Yedi sene babasını hiç görmeden büyüyen ve Yaren gibi bir kadının dolduruşuna gelen kız çocuğu, kabul eder miydi onları?

“Ne olursa olsun abileriyiz biz onun. Tamam varlığından haberdar değildik uzun süre ama şimdi her şekilde koruyacağız onu. Bize alışması sevmesi şart değil, biz seversek yeter.”Mazharın konuşması son bulurken, arabanın içi derin bir sessizlikle kaplandı. Hepsi farklı bir evredeymiş gibiydi. Farklı hayallerin içinde, sadece fotoğraftan gördükleri o güzel kızı canlı canlı görecek olmanın heyecanına kapılmışlardı.

Araba yarım saatin sonunda, Şanlıurfa Gap havalimanına ulaşınca hiç beklemeden indiler. Özel uçaklarla gitmek istemişti Ateş fakat Dağhan bey böylesini daha uygun bulmuştu. Nedenini hiç biri sorgulamadı, babaları ne yaparsa doğrudu onlar için. “Mazhar, evi ara!
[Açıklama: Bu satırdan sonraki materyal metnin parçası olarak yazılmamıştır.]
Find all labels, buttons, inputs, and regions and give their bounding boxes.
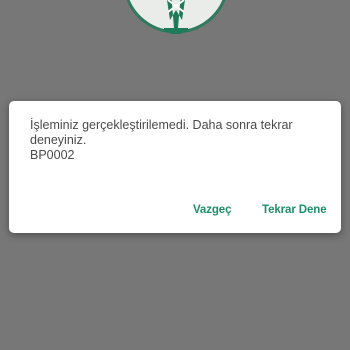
- error-dialog: İşleminiz gerçekleştirilemedi. Daha sonr…: [9, 101, 341, 233]
- cancel-button[interactable]: Vazgeç: [193, 204, 232, 216]
- error-message: İşleminiz gerçekleştirilemedi. Daha sonr…: [30, 118, 325, 163]
- retry-button[interactable]: Tekrar Dene: [262, 204, 327, 216]
- error-message-line: deneyiniz.: [30, 133, 87, 147]
- bank-tree-logo-icon: [126, 0, 226, 34]
- error-message-line: İşleminiz gerçekleştirilemedi. Daha sonr…: [30, 118, 293, 132]
- screen: İşleminiz gerçekleştirilemedi. Daha sonr…: [0, 0, 350, 350]
- error-code: BP0002: [30, 148, 75, 162]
Kardeşlerini bilgilendir. Zırt pırt arayıp durmasınlar.” Mazhar babasını başıyla onaylayıp bavulunu korumalardan birine uzattı. Çok fazla dikkat çekmemek için hepsi sivil giyinmişti ve sadece iki koruma vardı yanlarında.

Telefonunu arka cebinden çıkartarak erkekler tuvaletinin bulunduğu alana doğru yürümeye başladı. Uçağın kalkmasına on beş - yirmi dakikalık bir süre vardı bu yüzden fazla rahat hareket ediyorlardı. Serkayın numarasına basıp bir süre bekledi. Bu sırada etrafından alelacele geçen insanlara çarpmamak için bir o yana bir bu yana kayıp duruyordu. “alo? Abi vardınız mı havalimanına?”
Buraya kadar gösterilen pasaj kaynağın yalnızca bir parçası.